A criatura cuja vida é estabelecida a partir das experiências de Victor Frankenstein é apresentada com traços humanos potencializados com características muito próprias, quase de super heróis. Força extrema e capacidade de recuperação imediata de feridas e lesões. Uma espécie de Wolverine, sem a autoconfiança e as garras de adamantium.
Com medo da própria criação e suas reações ainda um tanto brutas, Victor inicialmente o esconde no porão de seu laboratório, acorrentado e isolado de contatos com outros humanos ou o mundo externo. Seu desenvolvimento cognitivo e motor inicial é inegavelmente limitado por todas essas condições.
Um evento decisivo muda radicalmente essa realidade – e a criatura livre, emocionalmente acolhida por outro personagem, alcança um nível até então inimaginável de desenvolvimento a partir exatamente dessa relação.
Ao “brincar de Deus”, Victor Frankenstein vencera a morte. Mas sua obra carregava outra característica naturalmente humana intacta em sua personalidade. Tanto para nós quanto para sua criatura, o processo de aprender requer afeto antes mesmo de qualquer conteúdo ou metodologia.
Machine learning X Human Learning
Você certamente se lembra de um professor ou professora, dos tempos de escola ou faculdade, que te fez gostar e se empenhar em alguma matéria – mesmo que aquela disciplina não fosse seu forte. A conexão humana, não o conteúdo, incentivou sua dedicação.
Hoje, ficamos fascinados quando o app do Uber apresenta o nosso destino na tela antes mesmo de digitarmos para onde vamos. Ou quando o Chatbot do nosso Banco é “cuidadoso” e “educado” na solução de nosso problema. Investimos tempo e acumulamos cursos para elaborar prompts (forma como escrevemos comandos para ferramentas de IA) cada vez melhores, mais detalhados, capazes de gerar respostas cada vez mais elaboradas.

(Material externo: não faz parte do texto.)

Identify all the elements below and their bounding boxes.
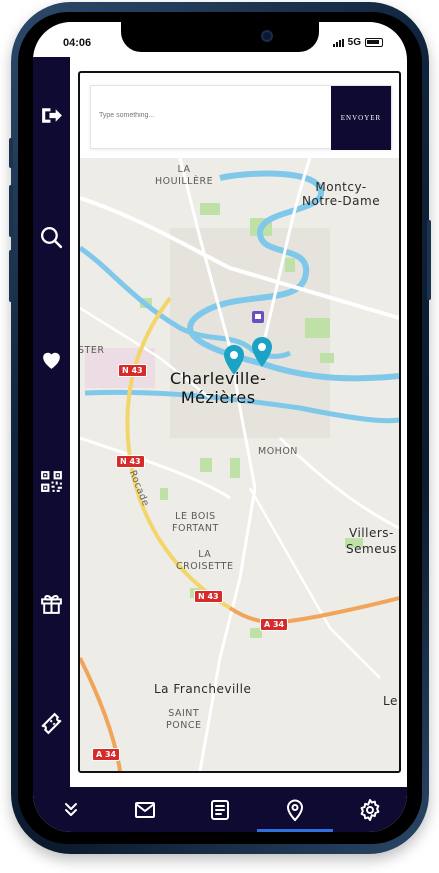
status-time: 04:06 [63, 37, 92, 49]
map-label-le-bois-fortant: LE BOIS FORTANT [172, 511, 219, 534]
document-icon[interactable] [208, 798, 232, 822]
road-badge-n43: N 43 [116, 455, 145, 468]
signal-icon [332, 38, 344, 47]
map-label-mohon: MOHON [258, 446, 298, 457]
phone-side-button [427, 220, 431, 300]
map-label-charleville-mezieres: Charleville- Mézières [170, 369, 267, 407]
mail-icon[interactable] [133, 798, 157, 822]
expand-down-icon[interactable] [59, 798, 83, 822]
sidebar [33, 57, 70, 787]
logout-icon[interactable] [39, 103, 64, 128]
message-box: ENVOYER [90, 85, 392, 150]
notch [121, 22, 319, 52]
road-badge-a34: A 34 [260, 618, 289, 631]
map-pin-icon[interactable] [251, 336, 273, 368]
map-label-saint-ponce: SAINT PONCE [166, 708, 202, 731]
map-label-la-croisette: LA CROISETTE [176, 549, 234, 572]
gift-icon[interactable] [39, 591, 64, 616]
phone-side-button [9, 185, 13, 237]
map-label-villers-semeuse: Villers- Semeus [346, 526, 397, 556]
map-label-la-houillere: LA HOUILLÈRE [155, 164, 214, 187]
status-indicators: 5G [332, 37, 383, 48]
phone-side-button [9, 138, 13, 168]
ticket-icon[interactable] [39, 711, 64, 736]
map-pin-icon[interactable] [223, 344, 245, 376]
map-label-ster: STER [80, 345, 105, 356]
settings-icon[interactable] [358, 798, 382, 822]
content-card: ENVOYER [78, 71, 401, 773]
road-badge-a34: A 34 [92, 748, 121, 761]
location-pin-icon[interactable] [283, 798, 307, 822]
bottom-nav [33, 787, 407, 832]
phone-side-button [9, 250, 13, 302]
front-camera-icon [261, 30, 273, 42]
qr-code-icon[interactable] [39, 469, 64, 494]
search-icon[interactable] [39, 225, 64, 250]
phone-screen: 04:06 5G Type something... ENVOYER LA HO… [33, 22, 407, 832]
message-input[interactable] [99, 104, 327, 126]
map[interactable]: LA HOUILLÈRE Montcy- Notre-Dame STER Cha… [80, 158, 399, 771]
map-label-montcy: Montcy- Notre-Dame [302, 180, 381, 208]
map-label-le: Le [383, 694, 398, 708]
heart-icon[interactable] [39, 347, 64, 372]
train-station-icon [255, 314, 261, 319]
network-label: 5G [347, 37, 361, 48]
send-button[interactable]: ENVOYER [331, 86, 391, 150]
road-badge-n43: N 43 [118, 364, 147, 377]
battery-icon [365, 38, 383, 47]
active-tab-indicator [257, 829, 333, 832]
road-badge-n43: N 43 [194, 590, 223, 603]
map-label-la-francheville: La Francheville [154, 682, 252, 696]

Vez ou outra, agradecemos e pedimos ‘por favor’ às ferramentas de IA que usamos, refinando repetidas vezes nossos comandos a cada resposta.

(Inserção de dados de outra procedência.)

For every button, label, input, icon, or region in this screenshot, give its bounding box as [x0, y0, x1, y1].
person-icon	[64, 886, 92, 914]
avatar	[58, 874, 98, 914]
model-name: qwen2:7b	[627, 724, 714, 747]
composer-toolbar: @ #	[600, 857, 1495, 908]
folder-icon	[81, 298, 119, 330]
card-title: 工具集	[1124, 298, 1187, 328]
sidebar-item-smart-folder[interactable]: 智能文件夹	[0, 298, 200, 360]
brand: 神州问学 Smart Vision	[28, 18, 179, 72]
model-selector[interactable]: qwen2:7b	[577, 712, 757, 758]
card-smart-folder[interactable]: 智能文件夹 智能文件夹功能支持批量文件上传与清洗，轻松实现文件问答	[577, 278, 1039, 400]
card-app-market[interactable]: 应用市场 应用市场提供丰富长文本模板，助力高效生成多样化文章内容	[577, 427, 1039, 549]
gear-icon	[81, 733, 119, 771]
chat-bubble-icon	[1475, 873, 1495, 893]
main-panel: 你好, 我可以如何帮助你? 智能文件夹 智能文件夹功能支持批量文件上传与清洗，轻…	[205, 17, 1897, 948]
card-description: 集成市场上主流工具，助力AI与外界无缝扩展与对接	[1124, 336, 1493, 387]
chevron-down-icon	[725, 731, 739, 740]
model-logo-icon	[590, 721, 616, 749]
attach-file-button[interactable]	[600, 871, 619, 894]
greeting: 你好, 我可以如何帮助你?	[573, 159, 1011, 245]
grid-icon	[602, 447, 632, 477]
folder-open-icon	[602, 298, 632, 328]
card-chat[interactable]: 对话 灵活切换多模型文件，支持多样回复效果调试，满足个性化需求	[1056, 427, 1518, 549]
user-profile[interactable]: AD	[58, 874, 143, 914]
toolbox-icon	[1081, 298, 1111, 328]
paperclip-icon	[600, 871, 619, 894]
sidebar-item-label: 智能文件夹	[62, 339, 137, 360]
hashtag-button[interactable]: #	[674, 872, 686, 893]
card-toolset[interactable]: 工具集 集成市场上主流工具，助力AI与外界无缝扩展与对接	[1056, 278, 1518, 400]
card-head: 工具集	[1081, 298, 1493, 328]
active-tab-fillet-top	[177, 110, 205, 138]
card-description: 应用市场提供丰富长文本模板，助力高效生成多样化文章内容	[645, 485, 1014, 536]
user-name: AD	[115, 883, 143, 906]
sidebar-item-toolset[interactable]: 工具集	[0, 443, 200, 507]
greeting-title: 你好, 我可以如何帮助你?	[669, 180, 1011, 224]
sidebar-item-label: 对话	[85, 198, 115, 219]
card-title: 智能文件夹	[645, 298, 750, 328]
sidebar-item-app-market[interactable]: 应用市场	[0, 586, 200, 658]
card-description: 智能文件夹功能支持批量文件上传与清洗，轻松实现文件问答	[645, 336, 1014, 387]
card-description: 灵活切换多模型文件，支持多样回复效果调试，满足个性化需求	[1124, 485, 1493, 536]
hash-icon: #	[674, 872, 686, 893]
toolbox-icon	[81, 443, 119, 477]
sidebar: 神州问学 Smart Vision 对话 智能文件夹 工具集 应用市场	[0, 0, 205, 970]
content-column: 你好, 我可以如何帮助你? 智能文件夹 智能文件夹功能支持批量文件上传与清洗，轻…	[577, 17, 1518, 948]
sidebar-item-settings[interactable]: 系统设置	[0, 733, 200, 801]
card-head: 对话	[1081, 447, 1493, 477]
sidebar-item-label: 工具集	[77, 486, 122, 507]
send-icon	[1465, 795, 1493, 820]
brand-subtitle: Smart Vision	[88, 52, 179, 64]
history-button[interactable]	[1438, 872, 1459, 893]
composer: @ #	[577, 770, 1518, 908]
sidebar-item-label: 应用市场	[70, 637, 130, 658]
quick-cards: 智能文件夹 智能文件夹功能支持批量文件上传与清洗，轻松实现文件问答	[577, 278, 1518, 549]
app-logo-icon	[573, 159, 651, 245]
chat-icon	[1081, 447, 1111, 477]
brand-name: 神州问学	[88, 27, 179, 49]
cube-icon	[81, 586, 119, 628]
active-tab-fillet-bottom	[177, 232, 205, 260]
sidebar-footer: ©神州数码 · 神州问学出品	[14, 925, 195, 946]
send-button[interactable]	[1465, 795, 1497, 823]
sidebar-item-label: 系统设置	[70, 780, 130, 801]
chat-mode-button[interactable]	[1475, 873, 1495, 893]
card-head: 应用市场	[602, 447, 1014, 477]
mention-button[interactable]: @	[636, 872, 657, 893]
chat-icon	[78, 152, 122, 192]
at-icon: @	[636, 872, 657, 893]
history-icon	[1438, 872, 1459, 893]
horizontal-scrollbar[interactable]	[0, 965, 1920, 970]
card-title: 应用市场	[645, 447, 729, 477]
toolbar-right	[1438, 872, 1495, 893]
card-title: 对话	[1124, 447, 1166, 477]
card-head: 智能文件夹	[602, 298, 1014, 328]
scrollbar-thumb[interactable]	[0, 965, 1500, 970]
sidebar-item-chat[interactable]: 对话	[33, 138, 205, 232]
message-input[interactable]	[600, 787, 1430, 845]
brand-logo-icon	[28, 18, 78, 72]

Uma paciência e dedicação que vez ou outra esquecemos de ter quando tentamos explicar um conteúdo ou fazer um pedido a outro humano.
Se o resultado da tarefa realizada por essa outra pessoa fica aquém das nossas expectativas, é o fim do nosso dia. Estouramos, suspiramos de raiva, socamos a mesa, esbravejamos.

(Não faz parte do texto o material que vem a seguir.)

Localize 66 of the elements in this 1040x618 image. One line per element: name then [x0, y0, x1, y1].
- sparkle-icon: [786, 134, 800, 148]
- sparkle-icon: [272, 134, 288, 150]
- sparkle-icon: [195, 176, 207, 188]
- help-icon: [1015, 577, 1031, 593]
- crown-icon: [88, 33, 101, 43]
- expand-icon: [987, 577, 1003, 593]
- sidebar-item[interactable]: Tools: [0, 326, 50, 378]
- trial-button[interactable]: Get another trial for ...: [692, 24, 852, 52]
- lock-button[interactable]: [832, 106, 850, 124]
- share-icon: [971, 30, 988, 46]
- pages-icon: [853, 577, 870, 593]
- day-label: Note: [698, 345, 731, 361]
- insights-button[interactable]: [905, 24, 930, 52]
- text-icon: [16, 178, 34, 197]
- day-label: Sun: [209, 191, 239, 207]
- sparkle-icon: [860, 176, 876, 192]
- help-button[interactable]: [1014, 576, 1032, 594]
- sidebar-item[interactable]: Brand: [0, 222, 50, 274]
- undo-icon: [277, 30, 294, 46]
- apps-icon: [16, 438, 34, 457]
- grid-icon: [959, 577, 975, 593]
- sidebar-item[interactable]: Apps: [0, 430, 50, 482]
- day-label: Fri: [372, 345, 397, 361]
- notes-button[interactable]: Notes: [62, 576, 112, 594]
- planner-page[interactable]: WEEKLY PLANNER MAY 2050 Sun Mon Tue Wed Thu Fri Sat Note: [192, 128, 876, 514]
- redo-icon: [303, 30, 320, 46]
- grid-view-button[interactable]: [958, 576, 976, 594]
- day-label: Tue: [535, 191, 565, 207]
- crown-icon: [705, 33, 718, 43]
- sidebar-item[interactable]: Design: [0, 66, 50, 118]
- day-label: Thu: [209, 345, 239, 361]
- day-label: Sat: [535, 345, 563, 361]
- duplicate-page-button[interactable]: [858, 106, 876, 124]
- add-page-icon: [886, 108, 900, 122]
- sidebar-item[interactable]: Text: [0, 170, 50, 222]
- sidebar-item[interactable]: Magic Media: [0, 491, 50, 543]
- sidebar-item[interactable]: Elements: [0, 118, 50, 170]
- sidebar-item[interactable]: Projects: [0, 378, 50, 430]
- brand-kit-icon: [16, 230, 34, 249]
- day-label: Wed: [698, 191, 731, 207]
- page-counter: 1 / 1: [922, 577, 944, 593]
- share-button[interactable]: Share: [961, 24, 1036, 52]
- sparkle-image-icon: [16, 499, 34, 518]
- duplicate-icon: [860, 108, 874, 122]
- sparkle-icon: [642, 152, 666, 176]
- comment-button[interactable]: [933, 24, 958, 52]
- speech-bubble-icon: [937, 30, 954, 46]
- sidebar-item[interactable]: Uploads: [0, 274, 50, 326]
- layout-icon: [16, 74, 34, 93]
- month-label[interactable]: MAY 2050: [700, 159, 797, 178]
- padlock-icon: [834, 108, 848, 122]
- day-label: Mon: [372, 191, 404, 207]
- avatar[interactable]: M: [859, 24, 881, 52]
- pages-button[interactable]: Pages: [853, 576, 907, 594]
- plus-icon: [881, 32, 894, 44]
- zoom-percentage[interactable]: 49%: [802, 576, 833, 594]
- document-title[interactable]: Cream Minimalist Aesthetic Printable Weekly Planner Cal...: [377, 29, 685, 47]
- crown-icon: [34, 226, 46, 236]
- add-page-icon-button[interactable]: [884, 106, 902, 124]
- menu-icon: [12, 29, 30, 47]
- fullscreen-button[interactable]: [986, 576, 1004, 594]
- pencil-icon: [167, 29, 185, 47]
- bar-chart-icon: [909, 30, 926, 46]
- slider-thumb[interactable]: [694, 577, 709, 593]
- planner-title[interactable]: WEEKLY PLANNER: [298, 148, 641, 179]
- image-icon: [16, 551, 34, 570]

Dedicamos mais afeto ao machine learning do que nos processos de human learning.
O Frankenstein de del Toro parece me responder bem à pergunta do IA Summit RH:
“em tempos de IA, como preservar e desenvolver nossas habilidades mais humanas?!”
Tornando nossos afetos, nossa humanidade em essência, em verdadeiros instrumentos de transformação de outros humanos.